Orlando had dined with Adair and Gideon several times unknown to Dendre. In each case when their paths crossed it had been accidental: once in California at the museum where Gideon was hanging a one-man show; once in London when they came across each other in the dining room of the Connaught; again in Paris when he’d bumped into Adair on the Avenue Montaigne and she’d insisted he join them for a lunch of oysters and a bottle of Chablis. He could understand Gideon’s passion for Adair; she was a risk to be taken, an adventure in everything she was – the way she moved, her intelligence, her sensuality. She made Gideon feel young. Tweaked his creative soul. Hers was a sexuality to rise to. She was everything a man like Gideon needed to feed his voracious appetite for work and sex, the sheer joy of living.

Orlando had seen Gideon devour his sister, her obsession for her husband kill off the very things Gideon had loved and adored her for, and yet still they had something together. A history? Love? Who knew? Until tonight he’d thought Dendre would be able to hold her marriage together.

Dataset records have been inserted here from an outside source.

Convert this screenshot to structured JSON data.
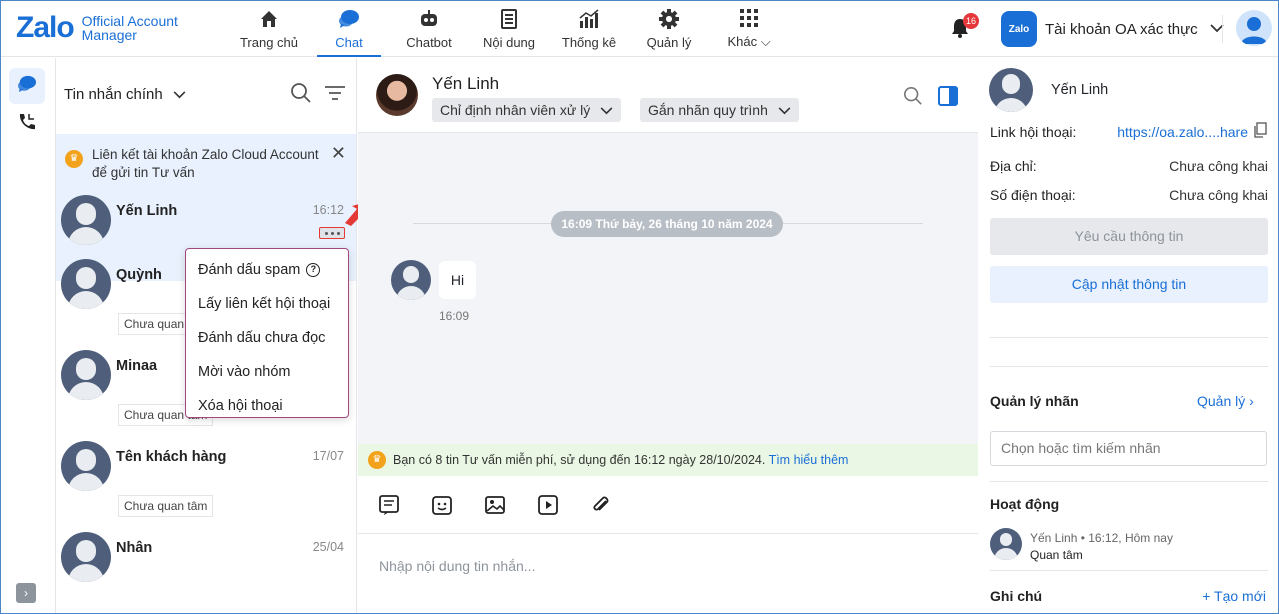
{
  "brand": {
    "logo": "Zalo",
    "line1": "Official Account",
    "line2": "Manager"
  },
  "nav": [
    {
      "label": "Trang chủ",
      "icon": "home-icon"
    },
    {
      "label": "Chat",
      "icon": "chat-icon",
      "active": true
    },
    {
      "label": "Chatbot",
      "icon": "robot-icon"
    },
    {
      "label": "Nội dung",
      "icon": "content-icon"
    },
    {
      "label": "Thống kê",
      "icon": "chart-icon"
    },
    {
      "label": "Quản lý",
      "icon": "gear-icon"
    },
    {
      "label": "Khác",
      "icon": "grid-icon"
    }
  ],
  "notifications": {
    "count": "16"
  },
  "account": {
    "logo_text": "Zalo",
    "name": "Tài khoản OA xác thực"
  },
  "list": {
    "title": "Tin nhắn chính",
    "banner": "Liên kết tài khoản Zalo Cloud Account để gửi tin Tư vấn",
    "conversations": [
      {
        "name": "Yến Linh",
        "time": "16:12",
        "tag": ""
      },
      {
        "name": "Quỳnh",
        "time": "",
        "tag": "Chưa quan tâm"
      },
      {
        "name": "Minaa",
        "time": "",
        "tag": "Chưa quan tâm"
      },
      {
        "name": "Tên khách hàng",
        "time": "17/07",
        "tag": "Chưa quan tâm"
      },
      {
        "name": "Nhân",
        "time": "25/04",
        "tag": ""
      }
    ]
  },
  "context_menu": {
    "items": [
      "Đánh dấu spam",
      "Lấy liên kết hội thoại",
      "Đánh dấu chưa đọc",
      "Mời vào nhóm",
      "Xóa hội thoại"
    ]
  },
  "chat": {
    "name": "Yến Linh",
    "assign": "Chỉ định nhân viên xử lý",
    "rule_tag": "Gắn nhãn quy trình",
    "date": "16:09 Thứ bảy, 26 tháng 10 năm 2024",
    "message": "Hi",
    "message_time": "16:09",
    "free_notice": "Bạn có 8 tin Tư vấn miễn phí, sử dụng đến 16:12 ngày 28/10/2024.",
    "free_link": "Tìm hiểu thêm",
    "composer_placeholder": "Nhập nội dung tin nhắn..."
  },
  "info": {
    "name": "Yến Linh",
    "link_label": "Link hội thoại:",
    "link_value": "https://oa.zalo....hare",
    "address_label": "Địa chỉ:",
    "address_value": "Chưa công khai",
    "phone_label": "Số điện thoại:",
    "phone_value": "Chưa công khai",
    "request_btn": "Yêu cầu thông tin",
    "update_btn": "Cập nhật thông tin",
    "tags_title": "Quản lý nhãn",
    "tags_manage": "Quản lý",
    "tags_search": "Chọn hoặc tìm kiếm nhãn",
    "activity_title": "Hoạt động",
    "activity_user": "Yến Linh",
    "activity_time": "16:12, Hôm nay",
    "activity_value": "Quan tâm",
    "notes_title": "Ghi chú",
    "notes_new": "+ Tạo mới"
  },
  "colors": {
    "accent": "#1a6fd6",
    "badge": "#e5383b",
    "crown": "#f2a31b"
  }
}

Now, with Adair still in his arms, looking over her shoulder at his sister, he sensed that could no longer be. There was something, a look in Dendre’s eyes, that made him understand that tonight, his country’s tribute to Gideon, and the manner in which the art world luminaries were paying homage to her husband and oh-so-politely ignoring her, had isolated her from her obsession. Reality was coming in on her at a hundred miles an hour. But he knew his sister, he understood obsession, it wasn’t quite over for Dendre yet.

Adair released herself from Orlando’s hug and approached Dendre. ‘Come on, we’ve joined up with Rauchenbourg and Jim Dine, and Gideon is holding court. Even the President and First Lady have joined the table. It’s not fair you should be left out.’

Dendre regained her composure. She was still the wife of Gideon Palenberg, the man being fêted this evening, and Adair was right, she belonged with her husband. ‘Did Gideon send for me?’ she asked.

‘Of course,’ was the young woman’s reply.

A blatant lie! And all three acknowledged it. A look passed between the two women and both knew that Adair could afford to be generous. She was after all the victor, behaving not like a clandestine lover but as a wife might towards a former mistress. She had won Gideon’s affections, his passion, his love, from Dendre and there could be no cover-up or let’s–pretend about that between them.

But Dendre was not without a certain power of her own in the art world. Famous painters’ wives held a special position as muse-cum-housekeeper. Admirers of a painter’s work could hope that through them there might be a direct link to the artist when other avenues were closed. Dendre had always been aware of that and had capitalised upon it sparingly, but used it nevertheless. Her aloofness from the art world at first awoke interest in her but unfortunately that interest soon waned for Dendre Palenberg had very little to offer as an individual. Most people saw her now as her husband’s shadow. There were, however, exceptions and one of them approached Dendre now.

Ben Borgnine was a respected art dealer with famous galleries in New York and London. Adair greeted him with her usual charm and introduced him to Orlando. He greeted her brother but went straight to Dendre and kissed her on the cheek. Taking her hand in his he told her, ‘Tonight could never have happened without your years of support for Gideon. Many congratulations.’